Wisconsin has not begun implementing Federal Communication Commission’s rules outlining preparation of 911 response centers for locating distress calls made from cellular phones.
An estimated 1.5 million Wisconsin residents subscribe to cell-phone services.
“Its become a necessity in that our wireless calls now surpass our wire-line calls and actually have surpassed wire-line calls for about a year and a half,” said Duke Ellingson, Operations Manager of Dane County Public Safety Communications.
The FCC’s wireless enhanced 911 rules are divided into two phases. The first phase allows 911 response centers to request the number of the phone from which the call was made, and the second phase requires wireless companies to provide much more precise location information.
“On a wire-line call, of course, the name, number and address of the subscriber pop up on the dispatcher’s screen when a call comes in,” Ellingson said. “On a cell call, every minute we spend questioning a person to figure out where they are is a minute we lose in response time.”
Ellingson said before a 911 response center or Public Safety Answering Point can request wireless providers to report numbers of cellular subscribers and their precise locations when making a 911 call, the PSAP must first have the technology to receive the information. Before a PSAP can acquire the hardware to receive such information, it must have a cost recovery plan in place.
“With Republicans capturing control of the state senate, this bill could come back up without some of the partisan moves that derailed it last session,” said state Sen. Scott Fitzgerald, R-Juneau.
Sen. Scott Fitzgerald was the head of a senate subcommittee examining how to fund the 911-enhancement.
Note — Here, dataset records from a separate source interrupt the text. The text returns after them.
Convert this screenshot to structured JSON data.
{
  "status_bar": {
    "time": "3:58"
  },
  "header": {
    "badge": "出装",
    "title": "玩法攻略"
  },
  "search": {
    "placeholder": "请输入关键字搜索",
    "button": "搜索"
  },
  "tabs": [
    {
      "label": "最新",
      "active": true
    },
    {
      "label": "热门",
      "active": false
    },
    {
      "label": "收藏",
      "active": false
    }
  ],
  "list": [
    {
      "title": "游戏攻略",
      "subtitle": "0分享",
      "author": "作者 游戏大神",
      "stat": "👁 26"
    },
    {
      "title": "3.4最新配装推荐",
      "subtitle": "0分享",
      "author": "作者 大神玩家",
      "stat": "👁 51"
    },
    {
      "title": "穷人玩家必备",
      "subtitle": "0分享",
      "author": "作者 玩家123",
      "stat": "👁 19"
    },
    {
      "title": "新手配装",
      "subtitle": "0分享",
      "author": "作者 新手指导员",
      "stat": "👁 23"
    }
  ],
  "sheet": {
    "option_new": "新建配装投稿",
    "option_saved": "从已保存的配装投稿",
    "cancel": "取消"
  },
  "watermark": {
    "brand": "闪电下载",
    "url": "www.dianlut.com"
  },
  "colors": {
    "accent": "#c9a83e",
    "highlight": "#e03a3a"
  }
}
“The technology is coming along, and it basically allows any cell phone to incorporate a GPS (Global Positioning System),” Fitzgerald said. “Based on the testimony we’ve had, it happens a lot that people really don’t know where they are, and this technology can locate them to within 10 meters.”
Ellingson agreed that many callers do not know where they are when they call 911.
“Even if you knew an area well, if you were driving your car out on the Beltline and rolled your car on the Beltline, you’d probably be disorientated and not remember where you are,” Ellingson said.
Fitzgerald said people who move frequently, like college students, might never establish a permanent wire-line because of affordable cellular plans with few charges for services such as long distance.
FCC E911 rules were originally meant to be in effect by 2001.
Wireless companies petitioned the FCC, and in response the commission rolled back the implementation deadline to Dec. 31, 2005.
Fitzgerald’s subcommittee proposed in its failed bill a 50 cent to a dollar surcharge on cellular phone bills.
The subcommittee estimated such a surcharge could raise as much as $16 million to start the 911-enhancement.
Fitzgerald said there are a number of small surcharges already implemented on phone bills, and legislators were wary of a public that historically reacts negatively to additional charges.
“We don’t have either phase started in Wisconsin. In this state, and in about a dozen others, there are no cost recovery plans,” Ellingson said. “Cost recovery doesn’t necessarily have to be a surcharge, but that’s how they’re doing it in other states.”
Fitzgerald noted that surcharges may be necessary.
“We just don’t have the money for this exciting technology without levying some sort of surcharge on cell-phone users,” Fitzgerald said.